Before using olanzapine:
Some medical conditions may interact with olanzapine. Tell your doctor or pharmacist if you have any medical conditions, especially if any of the following apply to you:
- if you are pregnant, planning to become pregnant, or are breast-feeding
- if you are taking any prescription or nonprescription medicine, herbal preparation, or dietary supplement
- if you have allergies to medicines, foods, or other substances
- if you have a history of seizures, heart problems (eg, fast, slow, or irregular heartbeat; heart failure), an abnormal electrocardiogram (ECG), a heart attack, a stroke or "mini-stroke," blood vessel problems, high blood cholesterol levels, high or low blood pressure, or low white blood cell levels
- if you have a history of liver problems, stomach or bowel problems (eg, decreased muscle movement), enlarged prostate, narrow-angle glaucoma, neuroleptic malignant syndrome (NMS), aspiration pneumonia, or suicidal thoughts or attempts
- if you have Alzheimer disease, bowel blockage, dementia, or trouble swallowing
- if you have diabetes or are very overweight, or if a family member has had diabetes
- if you have had high blood prolactin levels or a history of certain types of cancer (eg, breast, pancreas, pituitary), or if you are at risk of breast cancer
- if you are dehydrated or have low blood volume, drink alcohol, smoke, or will be exposed to high temperatures
- if you have never taken olanzapine by mouth
Some MEDICINES MAY INTERACT with olanzapine. Tell your health care provider if you are taking any other medicines, especially any of the following:
- Tramadol because the risk of seizures may be increased
- Alpha-blockers (eg, doxazosin), diazepam, or medicine for high blood pressure because the risk of low blood pressure and fainting may be increased
- Anticholinergics (eg, scopolamine), benzodiazepines (eg, lorazepam), or fluvoxamine because they may increase the risk of olanzapine's side effects
- Carbamazepine, HIV protease inhibitors (eg, ritonavir), omeprazole, or rifampin because they may decrease olanzapine's effectiveness
- Dopamine receptor agonists (eg, pramipexole) or levodopa because their effectiveness may be decreased by olanzapine
This may not be a complete list of all interactions that may occur. Ask your health care provider if olanzapine may interact with other medicines that you take. Check with your health care provider before you start, stop, or change the dose of any medicine.
How to use olanzapine:
Use olanzapine as directed by your doctor. Check the label on the medicine for exact dosing instructions.

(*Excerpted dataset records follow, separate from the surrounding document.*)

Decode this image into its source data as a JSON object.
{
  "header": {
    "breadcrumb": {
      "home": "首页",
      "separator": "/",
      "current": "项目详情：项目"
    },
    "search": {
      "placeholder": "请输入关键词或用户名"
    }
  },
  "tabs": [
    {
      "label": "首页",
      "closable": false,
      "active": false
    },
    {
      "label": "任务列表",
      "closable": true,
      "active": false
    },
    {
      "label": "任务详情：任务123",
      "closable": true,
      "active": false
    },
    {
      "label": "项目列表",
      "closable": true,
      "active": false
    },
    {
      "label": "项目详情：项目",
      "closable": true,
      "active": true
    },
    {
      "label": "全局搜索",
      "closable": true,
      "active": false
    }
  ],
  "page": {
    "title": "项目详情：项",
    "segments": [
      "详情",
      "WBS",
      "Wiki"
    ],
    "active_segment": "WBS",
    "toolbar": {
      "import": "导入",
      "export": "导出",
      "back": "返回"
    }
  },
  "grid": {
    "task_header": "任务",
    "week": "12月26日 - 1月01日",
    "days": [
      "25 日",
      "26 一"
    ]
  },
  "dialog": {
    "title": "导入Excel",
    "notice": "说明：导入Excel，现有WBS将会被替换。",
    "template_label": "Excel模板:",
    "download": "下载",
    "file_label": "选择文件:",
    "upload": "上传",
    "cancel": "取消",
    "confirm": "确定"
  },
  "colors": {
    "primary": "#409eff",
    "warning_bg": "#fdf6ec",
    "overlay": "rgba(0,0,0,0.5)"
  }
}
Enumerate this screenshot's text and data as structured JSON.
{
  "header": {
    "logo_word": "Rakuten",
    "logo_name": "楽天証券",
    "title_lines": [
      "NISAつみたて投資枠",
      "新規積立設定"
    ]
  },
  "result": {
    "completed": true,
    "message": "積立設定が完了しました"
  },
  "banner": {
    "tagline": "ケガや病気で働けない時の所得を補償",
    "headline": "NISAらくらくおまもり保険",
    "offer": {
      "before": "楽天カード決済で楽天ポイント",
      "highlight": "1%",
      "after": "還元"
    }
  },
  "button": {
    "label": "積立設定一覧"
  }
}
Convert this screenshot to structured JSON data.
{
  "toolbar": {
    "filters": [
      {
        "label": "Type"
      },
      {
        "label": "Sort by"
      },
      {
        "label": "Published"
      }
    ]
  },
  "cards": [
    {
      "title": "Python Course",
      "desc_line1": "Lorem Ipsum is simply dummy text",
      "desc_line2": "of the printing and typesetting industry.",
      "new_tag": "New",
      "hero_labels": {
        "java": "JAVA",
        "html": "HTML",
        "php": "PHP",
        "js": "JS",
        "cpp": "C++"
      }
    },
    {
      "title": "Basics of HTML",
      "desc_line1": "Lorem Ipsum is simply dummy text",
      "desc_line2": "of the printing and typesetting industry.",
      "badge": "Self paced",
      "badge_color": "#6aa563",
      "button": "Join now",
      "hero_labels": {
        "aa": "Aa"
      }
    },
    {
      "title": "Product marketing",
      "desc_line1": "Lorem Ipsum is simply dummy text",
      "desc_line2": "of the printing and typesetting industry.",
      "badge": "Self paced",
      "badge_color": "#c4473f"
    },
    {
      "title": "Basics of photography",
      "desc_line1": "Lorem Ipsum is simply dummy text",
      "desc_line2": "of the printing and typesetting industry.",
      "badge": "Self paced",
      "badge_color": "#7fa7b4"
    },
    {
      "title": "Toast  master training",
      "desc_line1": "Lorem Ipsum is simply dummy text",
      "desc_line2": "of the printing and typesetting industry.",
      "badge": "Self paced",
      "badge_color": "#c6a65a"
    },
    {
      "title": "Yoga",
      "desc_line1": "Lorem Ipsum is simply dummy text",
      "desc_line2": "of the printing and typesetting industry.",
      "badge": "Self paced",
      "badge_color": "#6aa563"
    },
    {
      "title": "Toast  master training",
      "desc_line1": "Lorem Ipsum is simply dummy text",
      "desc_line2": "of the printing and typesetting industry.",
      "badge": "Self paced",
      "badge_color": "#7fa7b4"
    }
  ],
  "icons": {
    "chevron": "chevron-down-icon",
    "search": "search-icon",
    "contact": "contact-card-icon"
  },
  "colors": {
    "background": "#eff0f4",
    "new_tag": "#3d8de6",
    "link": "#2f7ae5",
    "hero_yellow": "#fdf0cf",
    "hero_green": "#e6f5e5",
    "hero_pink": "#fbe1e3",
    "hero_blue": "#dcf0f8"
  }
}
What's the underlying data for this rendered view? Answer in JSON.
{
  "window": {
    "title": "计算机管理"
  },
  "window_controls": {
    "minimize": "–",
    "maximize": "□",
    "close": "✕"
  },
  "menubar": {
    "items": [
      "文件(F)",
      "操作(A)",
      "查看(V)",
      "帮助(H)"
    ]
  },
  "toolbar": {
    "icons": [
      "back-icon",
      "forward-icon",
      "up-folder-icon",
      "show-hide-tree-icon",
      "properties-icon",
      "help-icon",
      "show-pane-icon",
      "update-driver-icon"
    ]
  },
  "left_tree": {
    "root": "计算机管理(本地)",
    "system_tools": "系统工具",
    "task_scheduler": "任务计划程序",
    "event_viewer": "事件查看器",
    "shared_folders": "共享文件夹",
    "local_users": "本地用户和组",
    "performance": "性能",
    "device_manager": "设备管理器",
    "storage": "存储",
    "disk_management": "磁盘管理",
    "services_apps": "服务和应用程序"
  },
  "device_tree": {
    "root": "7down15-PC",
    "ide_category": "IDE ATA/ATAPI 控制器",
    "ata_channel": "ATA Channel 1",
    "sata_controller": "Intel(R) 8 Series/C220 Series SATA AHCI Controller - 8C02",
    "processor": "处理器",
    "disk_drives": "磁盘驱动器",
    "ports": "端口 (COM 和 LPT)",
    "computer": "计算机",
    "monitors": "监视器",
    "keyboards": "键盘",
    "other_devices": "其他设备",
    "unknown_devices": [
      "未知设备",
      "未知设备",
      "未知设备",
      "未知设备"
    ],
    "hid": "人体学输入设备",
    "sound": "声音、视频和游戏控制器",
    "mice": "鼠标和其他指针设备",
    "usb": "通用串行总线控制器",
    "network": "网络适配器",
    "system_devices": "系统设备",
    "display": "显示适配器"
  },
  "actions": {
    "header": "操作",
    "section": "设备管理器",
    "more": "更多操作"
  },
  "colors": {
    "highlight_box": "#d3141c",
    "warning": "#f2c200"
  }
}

- Olanzapine comes with an extra patient information sheet called a Medication Guide. Read it carefully. Read it again each time you get olanzapine refilled.
- Olanzapine is usually given as an injection at your doctor's office, hospital, or clinic.
- Do not use olanzapine if it contains particles, is cloudy or discolored, or if the vial is cracked or damaged.
- If you miss a dose of olanzapine, contact your doctor right away.
Ask your health care provider any questions you may have about how to use olanzapine.
Important safety information:
- Olanzapine may cause dizziness or drowsiness. Use olanzapine with caution. Do not drive or perform other possibly unsafe tasks until you know how you react to it.
- Do not drink alcohol while you are using olanzapine.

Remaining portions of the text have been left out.